The managers got what they wanted – heavily seeded with a our own more balanced agile/lean understanding and experience.

We weren’t perfect but made a significant series of improvements. The teams actually delivering products had far more experienced consultants supporting them, who as contractors could take the right risks that permanent staff could not have done at the time.

This 2-tier approach actually gave the delivery teams more air-cover to find their own way whilst we worked on coaching the management.

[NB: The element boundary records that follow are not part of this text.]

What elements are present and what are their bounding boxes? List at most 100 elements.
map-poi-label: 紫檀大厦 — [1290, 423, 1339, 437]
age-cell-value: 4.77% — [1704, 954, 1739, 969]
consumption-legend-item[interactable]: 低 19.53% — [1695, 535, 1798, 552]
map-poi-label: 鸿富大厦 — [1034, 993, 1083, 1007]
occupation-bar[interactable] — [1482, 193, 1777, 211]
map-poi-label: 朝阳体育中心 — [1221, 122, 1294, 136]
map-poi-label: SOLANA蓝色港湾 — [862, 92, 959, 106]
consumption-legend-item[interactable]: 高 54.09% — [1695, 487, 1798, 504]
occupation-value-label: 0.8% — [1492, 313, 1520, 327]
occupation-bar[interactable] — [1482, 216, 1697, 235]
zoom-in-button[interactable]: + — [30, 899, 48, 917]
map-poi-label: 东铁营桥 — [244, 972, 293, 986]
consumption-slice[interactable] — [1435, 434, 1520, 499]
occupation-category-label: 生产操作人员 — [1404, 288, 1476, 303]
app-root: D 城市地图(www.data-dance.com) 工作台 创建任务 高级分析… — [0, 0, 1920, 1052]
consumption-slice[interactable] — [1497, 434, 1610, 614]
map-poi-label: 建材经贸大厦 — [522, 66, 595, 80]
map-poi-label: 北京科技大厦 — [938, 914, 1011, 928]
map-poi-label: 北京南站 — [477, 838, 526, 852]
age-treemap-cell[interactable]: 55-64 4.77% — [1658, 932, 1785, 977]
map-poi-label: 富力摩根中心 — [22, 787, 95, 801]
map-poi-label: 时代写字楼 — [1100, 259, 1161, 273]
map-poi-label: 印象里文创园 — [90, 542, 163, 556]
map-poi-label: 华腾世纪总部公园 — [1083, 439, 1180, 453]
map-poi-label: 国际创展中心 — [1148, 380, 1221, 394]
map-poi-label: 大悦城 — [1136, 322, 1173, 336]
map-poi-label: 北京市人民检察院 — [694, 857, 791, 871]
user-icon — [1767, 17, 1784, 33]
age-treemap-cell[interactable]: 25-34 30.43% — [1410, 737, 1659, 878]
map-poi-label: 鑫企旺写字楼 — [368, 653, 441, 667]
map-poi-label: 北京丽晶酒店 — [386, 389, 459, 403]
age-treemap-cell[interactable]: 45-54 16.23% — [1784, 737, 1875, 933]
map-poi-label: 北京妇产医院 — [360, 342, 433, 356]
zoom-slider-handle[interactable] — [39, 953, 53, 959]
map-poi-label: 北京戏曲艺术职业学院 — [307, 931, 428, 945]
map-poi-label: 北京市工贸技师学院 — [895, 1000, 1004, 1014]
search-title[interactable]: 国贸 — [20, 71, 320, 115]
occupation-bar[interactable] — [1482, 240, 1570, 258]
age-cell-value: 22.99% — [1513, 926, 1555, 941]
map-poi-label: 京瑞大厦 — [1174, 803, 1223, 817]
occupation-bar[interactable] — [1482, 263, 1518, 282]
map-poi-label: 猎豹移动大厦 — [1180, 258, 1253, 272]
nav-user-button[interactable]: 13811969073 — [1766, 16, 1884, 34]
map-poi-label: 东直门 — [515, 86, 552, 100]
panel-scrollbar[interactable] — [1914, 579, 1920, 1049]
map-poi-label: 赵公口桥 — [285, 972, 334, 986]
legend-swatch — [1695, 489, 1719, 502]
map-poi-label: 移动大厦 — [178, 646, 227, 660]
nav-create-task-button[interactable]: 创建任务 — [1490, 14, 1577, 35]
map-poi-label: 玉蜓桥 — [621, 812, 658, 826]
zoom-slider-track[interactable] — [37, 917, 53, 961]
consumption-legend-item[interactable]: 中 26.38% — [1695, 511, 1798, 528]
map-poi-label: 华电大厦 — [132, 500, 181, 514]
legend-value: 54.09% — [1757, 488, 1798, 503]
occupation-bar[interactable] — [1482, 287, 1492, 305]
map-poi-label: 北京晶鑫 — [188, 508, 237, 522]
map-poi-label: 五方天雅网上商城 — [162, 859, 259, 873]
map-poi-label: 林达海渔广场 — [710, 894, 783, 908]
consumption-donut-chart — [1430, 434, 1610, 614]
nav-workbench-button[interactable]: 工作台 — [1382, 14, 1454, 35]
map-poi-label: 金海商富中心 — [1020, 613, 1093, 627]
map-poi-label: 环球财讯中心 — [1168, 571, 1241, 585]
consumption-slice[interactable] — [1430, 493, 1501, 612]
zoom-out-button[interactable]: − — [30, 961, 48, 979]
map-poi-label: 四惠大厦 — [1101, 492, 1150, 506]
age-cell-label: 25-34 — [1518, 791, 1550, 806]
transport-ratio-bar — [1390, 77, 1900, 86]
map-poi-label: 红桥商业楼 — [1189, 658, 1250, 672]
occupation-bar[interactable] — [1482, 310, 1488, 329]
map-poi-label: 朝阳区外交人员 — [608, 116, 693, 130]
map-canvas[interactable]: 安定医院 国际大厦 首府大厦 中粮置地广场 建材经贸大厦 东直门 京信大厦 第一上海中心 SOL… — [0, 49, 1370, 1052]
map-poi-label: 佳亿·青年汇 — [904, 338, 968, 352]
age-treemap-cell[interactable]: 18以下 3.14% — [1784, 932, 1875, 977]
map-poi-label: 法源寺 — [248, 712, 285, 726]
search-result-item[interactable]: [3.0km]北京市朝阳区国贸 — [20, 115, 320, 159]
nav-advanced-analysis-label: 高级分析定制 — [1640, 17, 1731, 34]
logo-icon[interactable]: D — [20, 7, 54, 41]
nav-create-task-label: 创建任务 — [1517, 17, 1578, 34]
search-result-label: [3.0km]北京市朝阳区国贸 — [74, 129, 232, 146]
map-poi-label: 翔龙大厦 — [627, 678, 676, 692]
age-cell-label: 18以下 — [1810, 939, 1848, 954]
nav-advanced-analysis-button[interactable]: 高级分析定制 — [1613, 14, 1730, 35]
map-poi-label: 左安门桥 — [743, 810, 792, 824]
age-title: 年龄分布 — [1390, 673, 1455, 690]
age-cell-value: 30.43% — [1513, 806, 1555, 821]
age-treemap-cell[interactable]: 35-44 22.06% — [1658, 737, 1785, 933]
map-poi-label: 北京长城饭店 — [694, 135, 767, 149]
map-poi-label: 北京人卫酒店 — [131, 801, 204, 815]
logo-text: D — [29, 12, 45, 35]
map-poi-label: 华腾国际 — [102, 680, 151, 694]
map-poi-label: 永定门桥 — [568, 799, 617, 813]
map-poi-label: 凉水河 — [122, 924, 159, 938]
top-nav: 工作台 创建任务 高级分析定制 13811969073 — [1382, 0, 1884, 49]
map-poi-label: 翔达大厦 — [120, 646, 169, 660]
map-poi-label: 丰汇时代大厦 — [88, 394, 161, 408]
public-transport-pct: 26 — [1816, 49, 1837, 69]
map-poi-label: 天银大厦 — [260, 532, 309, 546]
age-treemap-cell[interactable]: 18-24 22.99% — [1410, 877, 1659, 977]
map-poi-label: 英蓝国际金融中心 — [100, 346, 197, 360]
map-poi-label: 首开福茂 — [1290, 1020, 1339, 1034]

The teams still had a long way to go but were heading in the right direction and getting progressively better. At the same time, the management team learned that Agile isn’t simply a case of running 2 days Scrum Master training, developing a set of procedural documentation and expecting that everything will show 1,000% improvement.

After the initial bedding in period, I and my team were able to build up sufficient trust with our leaders that we could set future direction ourselves.  The kick-start needed on change within the teams had already been made. (far more effectively than we could have achieved alone). 

With our leadership trust established, after being holed up in a tower for too long, our coaching team were able to reach the real world again. This time it was entirely within our own control, with the management support we needed and enough credibility remaining with the teams we had interacted with to move forward.

We were free, able to step in, learn more, tune, help out and spend months at a time properly embedded on teams taking them forward – reaching that point of empowerment for our team was a coaching journey in itself.

If you’re in the fortunate position to be an agile coach or in a similar role in a very large or more traditional organization, make sure you recognize that your coaching efforts will often be as much (if not more) necessary in coaching your leaders first.